Methane Update

As we have noted previously, the second most important anthropogenic greenhouse gas (after carbon dioxide, or CO2), is methane (CH4), and although its concentration (only about 1.8 ppm) is far less than that of CO2 (at 390 ppm), it’s a stronger greenhouse gas on a per-molecule basis, and it ends up transformed into CO2 by atmospheric chemistry processes anyway. Also, more than half the atmospheric CH4 load is due to changes wrought by mankind. Atmospheric methane concentration had stabilized from about 1999 to 2007, but recently began rising again, as reported in Rigby et al (2008).


Data collected since their report has confirmed that CH4 began rising in 2007. But has the rise continued? I retrieved data from the World Data Centre for Greenhouse Gases, and selected those stations which included at least some data since mid-2010. There were 10 such stations, and if we plot their CH4 data on a single graph, it’s too cluttered to be very informative:

There’s a clear offset between different stations. Also, some have noisier data than others, they have different annual cycles (some larger, some smaller), so the bare “spaghetti graph” isn’t very enlightening, especially about the last few years.

We can combine data from different stations, but we’ll have to compensate for the fact that different locations have values which are offset from each other. Basically, we need to combine the data records by aligning them to a common average value over their period of overlap. This is the same process done with temperature data to align different records. Incidentally, I’ve recently abandoned my own method of aligning data records in favor of a modified form of the Berkeley method.

When we align the 10 station records we get this:

We can then average the aligned values to get a composite record:

There’s clear indication that the increase, which began about 2007, is still under way.

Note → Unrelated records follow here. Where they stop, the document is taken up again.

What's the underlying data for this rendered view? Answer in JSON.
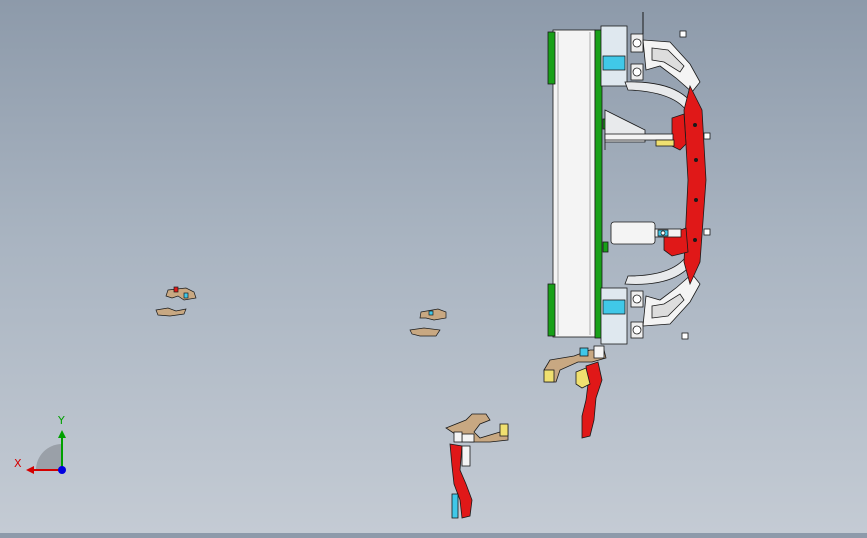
{
  "viewport": {
    "background_top": "#8d9aaa",
    "background_bottom": "#c4cbd4"
  },
  "triad": {
    "x_label": "X",
    "y_label": "Y",
    "x_color": "#d40000",
    "y_color": "#00a000",
    "z_color": "#0000e0"
  },
  "colors": {
    "part_red": "#e01818",
    "part_green": "#18a018",
    "part_tan": "#c8a882",
    "part_yellow": "#f0e070",
    "part_cyan": "#40c8e8",
    "part_white": "#f4f4f4",
    "edge": "#1a1a1a"
  }
}
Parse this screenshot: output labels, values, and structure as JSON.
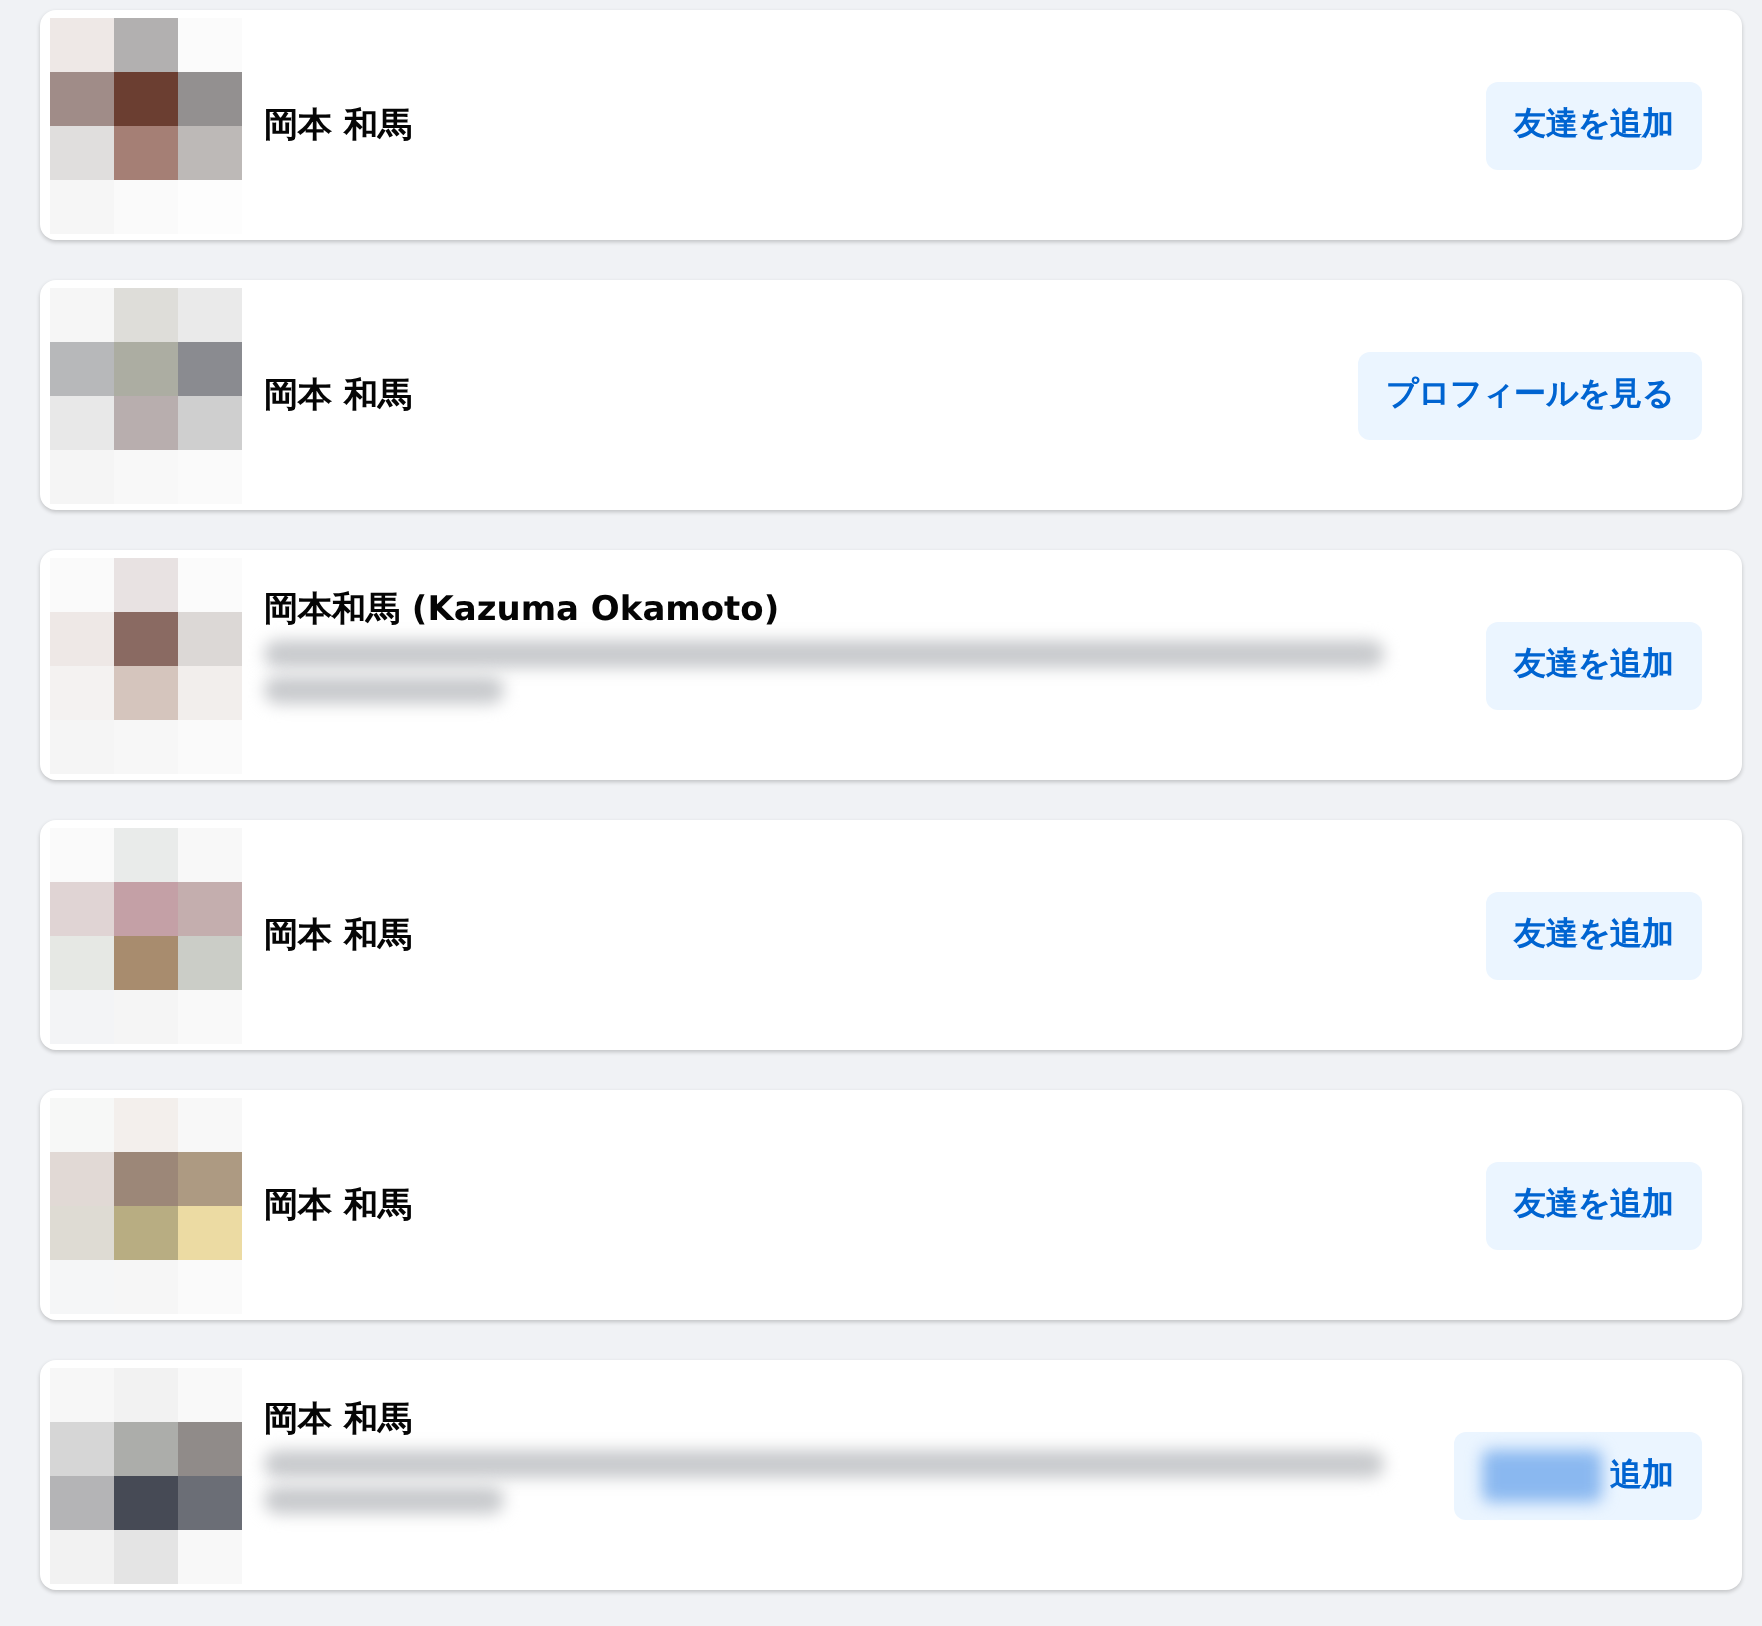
{
  "results": [
    {
      "kind": "plain",
      "name": "岡本 和馬",
      "button": "友達を追加"
    },
    {
      "kind": "plain",
      "name": "岡本 和馬",
      "button": "プロフィールを見る"
    },
    {
      "kind": "details",
      "name": "岡本和馬 (Kazuma Okamoto)",
      "button": "友達を追加"
    },
    {
      "kind": "plain",
      "name": "岡本 和馬",
      "button": "友達を追加"
    },
    {
      "kind": "plain",
      "name": "岡本 和馬",
      "button": "友達を追加"
    },
    {
      "kind": "details",
      "name": "岡本 和馬",
      "button": "追加"
    }
  ]
}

Of course that conclusion is somewhat clouded by the annual cycle of the data, and especially by the fact that each of the individual records shows a different annual cycle. Therefore, let’s take each raw data record and remove the annual cycle, transforming to CH4 anomaly:

The annual cycles are gone, but we still have offsets between stations because I’ve defined anomaly using a different baseline for each station — it’s own complete record. We can overcome this simply by aligning the anomaly data (just as we did with the raw data):

Now there’s even clearer indication that the methane increase has continued. Again, we can average the aligned anomalies to form a composite of methane anomaly values:

This leaves little doubt that methane concentration, averaged over these 10 stations, has continued to increase since its rise began in 2007. We can even take the post-2007 data and fit a linear regression line to estimate the rate of increase:

It appears that atmospheric CH4 concentration is increasing at a rate of 5.9 +/- 1.6 ppb/yr.

UPDATE:

Per request, I retrieved data for d13CH4. There are only 13 stations with sufficient data, which cover the time range from 1998 through 2009. Here are the individual aligned records of d13CH4 anomaly:

Here’s the combined data:

What does it mean? I don’t know.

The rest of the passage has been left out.